In AWS CodeBuild, create a build project and specify in the source provider the CodeCommit repository you previously created for your blog.

awscodebuildsrc

In the environment section, choose Ubuntu server and Ruby as the runtime builder. Remember that Jekyll build uses Ruby.

awscodebuildenv

In the Buildspec section, use the below buildspec.yml file and store it in the root folder of your code.

You can store it in other folders but make sure to tell CodeBuild where it is located.

version: 0.2

phases:
  install:
    commands:
      - echo "******** Install Bundles ********"
      - bundle install
  build:
    commands:
      - echo "******** Building Jekyll site ********"
      - JEKYLL_ENV=production bundle exec jekyll build
artifacts:
  base-directory: '_site'
  files:
    - '**/*'
  name: code.eidorian.com-$(date +%Y-%m-%d-%H%M%S)

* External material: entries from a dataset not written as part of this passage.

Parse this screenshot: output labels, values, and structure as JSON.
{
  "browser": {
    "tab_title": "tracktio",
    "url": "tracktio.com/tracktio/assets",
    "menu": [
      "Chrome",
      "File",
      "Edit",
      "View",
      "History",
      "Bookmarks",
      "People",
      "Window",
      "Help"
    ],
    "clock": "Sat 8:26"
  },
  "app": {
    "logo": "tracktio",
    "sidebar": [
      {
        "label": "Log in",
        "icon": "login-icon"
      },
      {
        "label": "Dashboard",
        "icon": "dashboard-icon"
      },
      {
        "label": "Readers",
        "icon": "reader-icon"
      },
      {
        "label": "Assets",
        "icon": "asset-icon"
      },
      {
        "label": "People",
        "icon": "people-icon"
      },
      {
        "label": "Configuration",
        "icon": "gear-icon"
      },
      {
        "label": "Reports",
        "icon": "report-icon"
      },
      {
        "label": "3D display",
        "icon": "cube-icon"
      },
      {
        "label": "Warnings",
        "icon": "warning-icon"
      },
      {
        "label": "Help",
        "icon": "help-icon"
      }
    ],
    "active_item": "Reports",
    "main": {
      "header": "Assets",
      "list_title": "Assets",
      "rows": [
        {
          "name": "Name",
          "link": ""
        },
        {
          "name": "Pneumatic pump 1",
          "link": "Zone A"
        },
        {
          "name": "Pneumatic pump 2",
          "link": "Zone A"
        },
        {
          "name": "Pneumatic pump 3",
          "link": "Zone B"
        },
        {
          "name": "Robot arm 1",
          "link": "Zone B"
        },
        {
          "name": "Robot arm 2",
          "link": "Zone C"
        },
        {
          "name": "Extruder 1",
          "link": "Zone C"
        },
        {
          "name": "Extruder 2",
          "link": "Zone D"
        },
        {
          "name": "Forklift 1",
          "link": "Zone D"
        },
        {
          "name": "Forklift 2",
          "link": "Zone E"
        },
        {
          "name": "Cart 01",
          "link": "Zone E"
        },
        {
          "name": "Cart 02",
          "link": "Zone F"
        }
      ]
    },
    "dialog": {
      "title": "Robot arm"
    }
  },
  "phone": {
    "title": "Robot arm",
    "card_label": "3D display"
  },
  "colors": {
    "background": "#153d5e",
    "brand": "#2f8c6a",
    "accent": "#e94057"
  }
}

A few things to note in this buildspec file:

  1. The bundle install command installs the gems specified in the Gemfile of your blog.
  2. The bundle exec jekyll build builds the blog site itself in the _site folder.
  3. The artifacts section tells CodeBuild the location of the artifacts and this will be used later by CodePipeline in the deployment.
  4. The base-directory and files ensures that the folder _site will be excluded in the artifacts and only its contents will be deployed.

Know more about the buildspec syntax from AWS documentation here.

Use AWS CodePipeline to orchestrate the build and publishing

Finally, create an AWS CodePipeline to trigger a build whenever you push your code to CodeCommit and deploy the site to your target S3.

awspipecreate

There are three stages to the pipeline - source, build and deploy.

Source

Specify in the source stage your CodeCommit repository and the branch to be built. This is the master branch by default. Also choose the recommended CloudWatch Events as the trigger for the build.

awspipecreate

Build

In the build stage, choose the CodeBuild project you just created.

awspipecreate

Deploy

Then in the deploy stage, choose the S3 bucket that is hosting your static website.

awspipecreate

Review your pipeline and create it.

Trigger the pipeline by pushing a code change in your blog or manually doing it via Release change.